Lessons learned (or re-emphasized):
1. There are some cooking skills that simply need a lot of practice to become easy. Rolling out dough is one of them, and I never got a lot of practice at that.
2. Cooking something I like, that is best when fresh, in a bigger batch than for one meal for one person, is dangerous. I shouldn't do that very often.
3. This version of flatbread isn't very cost-effective compared to store bought bread. The price of the Greek yogurt (the only ingredient I actually bought recently) is right up there with the price of a loaf of whole wheat bread when I can get the bread on special, or around half the price of a loaf of whole wheat bread when the bread isn't on special. But the flatbread only makes 6 slices.
I'll see how the other four slices go with being stored until they fit into the nutrition plan. It may turn out that, given sufficient self control at cooking time, flatbread could become a staple. But for that to happen, I need to get a lot better at the preparation than I was today.

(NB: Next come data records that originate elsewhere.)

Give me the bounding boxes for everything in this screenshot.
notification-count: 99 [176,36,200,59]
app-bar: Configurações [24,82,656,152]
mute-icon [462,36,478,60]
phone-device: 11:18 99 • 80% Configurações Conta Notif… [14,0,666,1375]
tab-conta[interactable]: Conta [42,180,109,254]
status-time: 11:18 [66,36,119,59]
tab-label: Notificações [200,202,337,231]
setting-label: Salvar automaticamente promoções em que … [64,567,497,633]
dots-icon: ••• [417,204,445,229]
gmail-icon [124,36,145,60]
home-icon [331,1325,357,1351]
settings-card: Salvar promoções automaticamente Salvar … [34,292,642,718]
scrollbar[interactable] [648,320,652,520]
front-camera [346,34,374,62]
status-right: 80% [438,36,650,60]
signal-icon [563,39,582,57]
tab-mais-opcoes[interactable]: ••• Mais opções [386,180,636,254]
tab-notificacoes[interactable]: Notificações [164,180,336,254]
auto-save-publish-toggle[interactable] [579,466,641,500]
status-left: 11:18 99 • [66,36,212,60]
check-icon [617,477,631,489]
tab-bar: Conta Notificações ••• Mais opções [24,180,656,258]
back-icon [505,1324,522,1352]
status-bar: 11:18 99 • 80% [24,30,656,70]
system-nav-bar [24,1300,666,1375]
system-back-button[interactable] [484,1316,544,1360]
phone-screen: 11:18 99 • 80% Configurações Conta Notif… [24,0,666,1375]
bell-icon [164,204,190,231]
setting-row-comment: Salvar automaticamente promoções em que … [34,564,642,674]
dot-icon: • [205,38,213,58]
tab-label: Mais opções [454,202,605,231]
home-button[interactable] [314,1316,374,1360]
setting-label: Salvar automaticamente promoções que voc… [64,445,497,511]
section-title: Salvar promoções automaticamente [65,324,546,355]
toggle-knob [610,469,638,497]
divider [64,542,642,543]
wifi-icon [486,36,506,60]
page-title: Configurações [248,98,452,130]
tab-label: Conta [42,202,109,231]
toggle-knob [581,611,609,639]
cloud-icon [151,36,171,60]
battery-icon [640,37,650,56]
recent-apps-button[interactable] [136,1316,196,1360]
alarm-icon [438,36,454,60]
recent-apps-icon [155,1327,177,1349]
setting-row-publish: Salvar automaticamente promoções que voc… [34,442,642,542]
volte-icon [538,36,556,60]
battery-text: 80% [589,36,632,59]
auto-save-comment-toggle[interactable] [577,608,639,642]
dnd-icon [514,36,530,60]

It could happen; preparation of steel cut oats was pretty ugly the first time I tried that. But at least the steel cut oats could be prepared as a single serving.
Friday, August 31, 2012
Had my usual Friday dinner with daughter at Taco Bell. The conversation focused on her pending move to a smaller (and more affordable) apartment, and the 10K we registered for on Thanksgiving Day. She's trying to train, and currently maxes out at running for 30 seconds. She thinks she could walk a 10K, it would take her about 2 hours, and she might not be able to walk very well the next day.
I see no reason to doubt her self-assessment. For now, she's trying to build up to being able to run for a minute at a time, in preparation for starting the 5K Your Way beginner's program. I think she has correctly identified motivation as her biggest challenge; I'm doing what I can to encourage her.

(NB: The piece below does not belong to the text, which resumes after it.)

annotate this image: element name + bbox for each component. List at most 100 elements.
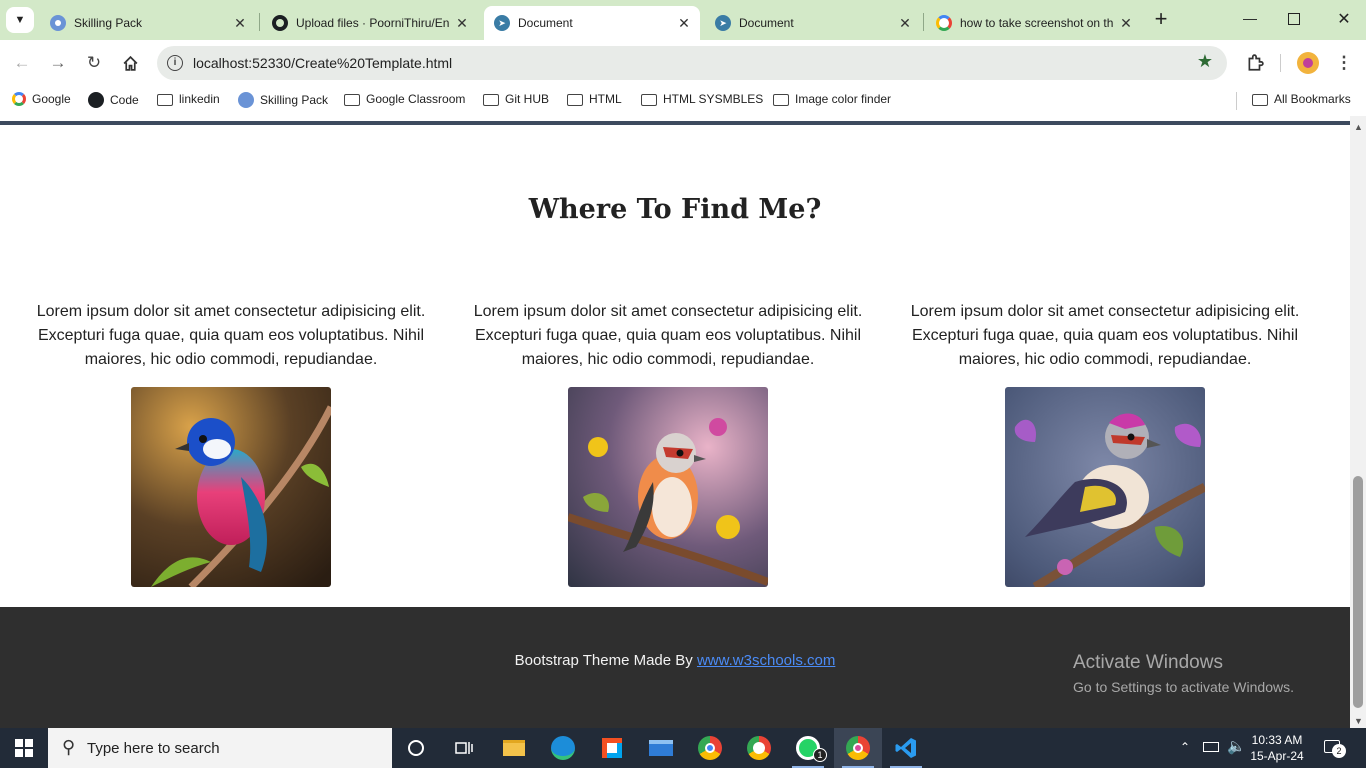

For my part, I'm pretty sure I could walk 10K. The open question is whether I'll be able to run 10K by Thanksgiving, or whether my attempts to train up to that flame out and result in my not being able to walk that far. Time will tell.
As of this evening, my bad foot is still less than 100%. But it isn't keeping me from walking, and yesterday's walk-run intervals didn't make it obviously worse. So another set of walk-run intervals is on the agenda for tomorrow. I'll have to think about how long I want to go, and whether I want to shift from walk 4, run 1 to walk 3, run 1. For sure I don't want the running interval to be longer than one minute right now. Caution is the current watchword.
It will be hard to stay cautious. I'm really looking forward to running regularly again.